Il ne manque pas grand chose
Car, oui, Assassin's Creed peut faire figure de pétard mouillé pour certains. Répétitif, l'entre-deux assassinats se résume assez vite à une suite de tâches récurrentes : accéder à tous les points élevés d'un quartier, libérer tous les citoyens malmenés par un groupe de gardes pour s'en faire des alliés, ramasser des drapeaux égarés par un collègue assassin ou supprimer pour lui des cibles secondaires, écouter une conversation ou "pickpocketer" une carte... en gros, on fait vite le tour. Pire encore, lorsqu'on est repéré et traqué, il n'y a en tout et pour tout que quatre manières de se cacher pour redevenir anonyme. De même, les voix environnantes qu'on entend dans les rues, les remarques des citoyens devant nos facéties acrobatiques, et toute cette partie de l'ambiance sonore est assourdissante de répétition, on les connaît par coeur au bout d'une heure. Côté fluidité, la 360 s'en sort avec les honneurs compte tenu de ce qu'il y a à l'écran... côté PS3 par contre, sur notre version test des ralentissements pénibles étaient visibles par moment, et d'autre petits soucis, mais Ubi nous garantit qu'ils ont disparu de la version finale en boutique... Fort conscient de tous ces problèmes, j'ai malgré tout continué de jouer pour faire avancer l'histoire, rivé à la manette et scellé dans ma propre aventure. Sans dévoiler le pot aux roses, ce fameux mystère tenu secret jusqu'à présent est intéressant, et vous découvrirez bien assez tôt la valeur comme la teneur de cette pirouette scénaristique en forme de mise en abîme... mais je n'en dirai pas plus. En revanche, et je conclurai cette rapide revue des défauts du jeu là-dessus, la fin clairement ouverte est aussi décevante, incapable qu'elle est de nous livrer en même temps que son cliffhanger le sentiment de satiété qu'on lui demande.

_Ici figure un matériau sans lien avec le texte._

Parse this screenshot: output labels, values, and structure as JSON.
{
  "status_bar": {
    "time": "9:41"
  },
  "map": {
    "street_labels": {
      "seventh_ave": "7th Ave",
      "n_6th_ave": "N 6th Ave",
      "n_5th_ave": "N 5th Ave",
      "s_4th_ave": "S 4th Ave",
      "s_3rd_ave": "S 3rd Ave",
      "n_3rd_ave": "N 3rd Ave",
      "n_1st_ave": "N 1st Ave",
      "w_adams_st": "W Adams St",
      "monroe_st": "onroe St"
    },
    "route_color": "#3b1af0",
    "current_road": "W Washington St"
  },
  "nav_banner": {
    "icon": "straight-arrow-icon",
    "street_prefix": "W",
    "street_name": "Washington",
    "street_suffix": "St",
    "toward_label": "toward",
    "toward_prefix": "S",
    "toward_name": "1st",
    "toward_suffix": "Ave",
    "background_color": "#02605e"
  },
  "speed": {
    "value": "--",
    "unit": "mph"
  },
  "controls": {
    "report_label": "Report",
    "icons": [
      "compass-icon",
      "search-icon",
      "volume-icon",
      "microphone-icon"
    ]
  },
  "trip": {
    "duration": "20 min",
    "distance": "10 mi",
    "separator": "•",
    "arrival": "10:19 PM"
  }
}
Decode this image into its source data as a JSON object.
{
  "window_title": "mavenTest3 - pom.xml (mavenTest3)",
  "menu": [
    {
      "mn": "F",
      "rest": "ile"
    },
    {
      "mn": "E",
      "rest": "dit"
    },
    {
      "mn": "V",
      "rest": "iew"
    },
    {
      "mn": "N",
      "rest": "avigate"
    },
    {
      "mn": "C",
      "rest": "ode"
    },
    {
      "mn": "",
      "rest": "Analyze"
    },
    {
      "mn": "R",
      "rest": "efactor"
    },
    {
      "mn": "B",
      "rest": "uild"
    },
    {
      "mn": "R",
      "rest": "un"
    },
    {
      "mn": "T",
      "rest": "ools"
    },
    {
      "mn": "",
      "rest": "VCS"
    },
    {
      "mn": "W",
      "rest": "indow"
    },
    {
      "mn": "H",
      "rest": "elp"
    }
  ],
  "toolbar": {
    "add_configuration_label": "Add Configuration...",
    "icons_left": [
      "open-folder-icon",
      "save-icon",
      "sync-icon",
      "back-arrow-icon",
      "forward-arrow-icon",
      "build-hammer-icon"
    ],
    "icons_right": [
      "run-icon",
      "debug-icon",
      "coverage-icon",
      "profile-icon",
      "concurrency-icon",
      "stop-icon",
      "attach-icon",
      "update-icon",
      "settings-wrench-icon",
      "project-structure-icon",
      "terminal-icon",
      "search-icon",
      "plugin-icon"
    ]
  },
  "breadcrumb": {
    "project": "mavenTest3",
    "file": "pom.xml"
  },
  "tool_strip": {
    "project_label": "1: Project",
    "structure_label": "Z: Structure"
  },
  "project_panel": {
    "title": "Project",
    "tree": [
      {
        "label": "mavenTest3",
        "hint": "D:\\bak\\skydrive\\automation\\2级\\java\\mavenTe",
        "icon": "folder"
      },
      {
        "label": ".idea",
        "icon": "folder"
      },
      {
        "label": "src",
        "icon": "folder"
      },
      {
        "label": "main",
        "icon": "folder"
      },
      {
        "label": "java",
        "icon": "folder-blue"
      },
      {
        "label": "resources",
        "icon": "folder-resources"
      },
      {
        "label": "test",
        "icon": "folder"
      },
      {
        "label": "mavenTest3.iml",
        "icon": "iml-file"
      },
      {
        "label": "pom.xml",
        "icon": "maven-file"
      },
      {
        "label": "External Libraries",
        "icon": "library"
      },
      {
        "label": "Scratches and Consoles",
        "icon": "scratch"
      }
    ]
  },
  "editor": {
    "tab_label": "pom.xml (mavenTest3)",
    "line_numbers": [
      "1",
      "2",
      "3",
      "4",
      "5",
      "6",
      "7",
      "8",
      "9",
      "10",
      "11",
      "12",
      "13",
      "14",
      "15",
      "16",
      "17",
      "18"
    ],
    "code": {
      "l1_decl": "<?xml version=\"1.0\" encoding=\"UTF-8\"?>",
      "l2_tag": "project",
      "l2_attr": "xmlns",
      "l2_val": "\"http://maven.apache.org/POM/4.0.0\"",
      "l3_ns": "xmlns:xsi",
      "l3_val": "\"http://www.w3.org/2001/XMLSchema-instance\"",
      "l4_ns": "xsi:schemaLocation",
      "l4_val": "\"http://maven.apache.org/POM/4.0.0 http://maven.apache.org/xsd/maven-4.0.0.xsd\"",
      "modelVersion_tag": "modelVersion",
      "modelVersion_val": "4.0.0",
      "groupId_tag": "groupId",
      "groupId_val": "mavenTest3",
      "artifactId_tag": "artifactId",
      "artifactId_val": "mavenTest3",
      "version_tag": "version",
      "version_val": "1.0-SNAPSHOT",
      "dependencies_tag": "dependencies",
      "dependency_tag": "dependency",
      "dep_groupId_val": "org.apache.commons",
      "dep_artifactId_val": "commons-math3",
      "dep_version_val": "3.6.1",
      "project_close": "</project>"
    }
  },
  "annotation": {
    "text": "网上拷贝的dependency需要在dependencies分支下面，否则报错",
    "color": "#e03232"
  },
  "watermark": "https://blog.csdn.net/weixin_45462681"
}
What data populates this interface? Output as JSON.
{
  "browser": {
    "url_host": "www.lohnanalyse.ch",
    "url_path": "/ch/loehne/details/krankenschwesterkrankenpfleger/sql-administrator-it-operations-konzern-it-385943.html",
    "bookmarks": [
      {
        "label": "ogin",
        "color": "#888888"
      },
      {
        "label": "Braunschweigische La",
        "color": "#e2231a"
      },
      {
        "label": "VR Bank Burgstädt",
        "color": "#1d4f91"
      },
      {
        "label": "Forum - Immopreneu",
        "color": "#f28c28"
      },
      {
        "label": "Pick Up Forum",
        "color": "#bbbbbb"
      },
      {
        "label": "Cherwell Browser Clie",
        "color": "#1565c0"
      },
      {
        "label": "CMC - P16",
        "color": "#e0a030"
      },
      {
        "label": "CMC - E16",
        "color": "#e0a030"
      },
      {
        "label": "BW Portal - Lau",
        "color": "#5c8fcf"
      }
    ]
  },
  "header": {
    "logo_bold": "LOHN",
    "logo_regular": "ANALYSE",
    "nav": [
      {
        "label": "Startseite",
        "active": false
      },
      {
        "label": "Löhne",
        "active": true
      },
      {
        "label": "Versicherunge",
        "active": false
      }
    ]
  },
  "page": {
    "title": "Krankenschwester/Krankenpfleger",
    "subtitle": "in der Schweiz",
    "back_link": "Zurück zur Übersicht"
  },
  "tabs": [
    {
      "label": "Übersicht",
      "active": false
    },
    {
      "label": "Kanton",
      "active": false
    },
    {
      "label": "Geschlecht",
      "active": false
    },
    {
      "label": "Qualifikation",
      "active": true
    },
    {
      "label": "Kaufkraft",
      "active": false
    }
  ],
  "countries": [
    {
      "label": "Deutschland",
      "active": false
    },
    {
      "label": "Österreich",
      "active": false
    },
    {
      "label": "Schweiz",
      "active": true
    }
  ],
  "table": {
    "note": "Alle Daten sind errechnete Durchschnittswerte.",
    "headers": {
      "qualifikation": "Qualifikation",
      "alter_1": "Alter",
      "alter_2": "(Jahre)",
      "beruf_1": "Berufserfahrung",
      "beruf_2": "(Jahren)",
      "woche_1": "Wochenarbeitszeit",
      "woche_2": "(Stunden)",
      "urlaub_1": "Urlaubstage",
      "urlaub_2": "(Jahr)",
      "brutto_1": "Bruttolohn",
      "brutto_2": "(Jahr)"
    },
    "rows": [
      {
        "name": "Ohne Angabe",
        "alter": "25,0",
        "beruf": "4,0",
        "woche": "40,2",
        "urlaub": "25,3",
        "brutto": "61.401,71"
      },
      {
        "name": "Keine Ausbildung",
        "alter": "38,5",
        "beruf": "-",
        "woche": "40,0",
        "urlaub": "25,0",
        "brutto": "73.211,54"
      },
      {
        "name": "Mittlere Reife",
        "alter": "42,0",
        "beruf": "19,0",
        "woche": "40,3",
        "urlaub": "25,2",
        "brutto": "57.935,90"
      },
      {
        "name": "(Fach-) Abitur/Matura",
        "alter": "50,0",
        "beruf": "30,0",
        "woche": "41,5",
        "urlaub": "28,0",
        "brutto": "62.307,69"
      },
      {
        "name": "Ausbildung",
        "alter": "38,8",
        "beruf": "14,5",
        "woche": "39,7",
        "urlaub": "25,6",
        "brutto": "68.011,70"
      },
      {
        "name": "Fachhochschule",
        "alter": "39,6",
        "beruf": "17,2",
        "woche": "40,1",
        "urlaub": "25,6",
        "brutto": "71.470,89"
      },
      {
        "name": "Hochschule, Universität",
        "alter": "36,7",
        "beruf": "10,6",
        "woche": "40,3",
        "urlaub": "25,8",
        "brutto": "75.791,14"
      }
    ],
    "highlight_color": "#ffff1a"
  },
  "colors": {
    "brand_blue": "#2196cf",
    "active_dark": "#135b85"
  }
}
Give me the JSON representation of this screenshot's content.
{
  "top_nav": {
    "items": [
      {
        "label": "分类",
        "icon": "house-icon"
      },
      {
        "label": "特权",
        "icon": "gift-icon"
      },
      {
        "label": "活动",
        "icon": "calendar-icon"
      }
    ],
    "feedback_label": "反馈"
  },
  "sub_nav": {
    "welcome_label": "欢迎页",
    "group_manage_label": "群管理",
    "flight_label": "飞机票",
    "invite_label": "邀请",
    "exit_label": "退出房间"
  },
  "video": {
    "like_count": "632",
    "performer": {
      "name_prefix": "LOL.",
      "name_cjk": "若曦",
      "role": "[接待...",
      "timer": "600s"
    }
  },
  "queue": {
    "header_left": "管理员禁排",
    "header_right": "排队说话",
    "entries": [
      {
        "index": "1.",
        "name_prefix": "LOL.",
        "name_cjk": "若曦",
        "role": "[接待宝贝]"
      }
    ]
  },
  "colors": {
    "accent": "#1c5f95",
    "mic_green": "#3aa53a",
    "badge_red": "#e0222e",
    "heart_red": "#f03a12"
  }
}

Un assassin averti en vaut deux
Voilà donc, sans rentrer dans les détails pour en laisser la surprise, ce qu'il faut savoir sur Assassin's Creed. Les adeptes des trips exploratifs, un peu à la Shadow of the Colossus par certains côtés, ceux qui sont prêts à suivre le titre du jeu dans son acception la plus directe, et ainsi suivre le credo du prédateur silencieux, discret, et redoutablement efficace autant que subtil, prendront un pied colossal et profiteront par la même occasion d'une durée de vie nettement accrue. Les autres, ceux qui exploiteront la puissance brute du personnage ou finiront peut-être par se lasser d'une certaine forme de lenteur inhérente à la précaution, risquent soit de décrocher, soit de déchanter. Pour ma part, je suis resté parmi les premiers, trouvant en Assassin's Creed l'un de mes trips les plus forts de l'année, toutes plates-formes confondues. J'espère du même coup des suites d'autant plus réussies qu'elles auront, espérons-le, su se débarrasser de tout ce qu'on peut légitimement reprocher à ce premier opus.
N.B. : Les versions 360 et PS3 étant indentiques dans leur contenu, les tests le sont également. Photos issues de la version 360.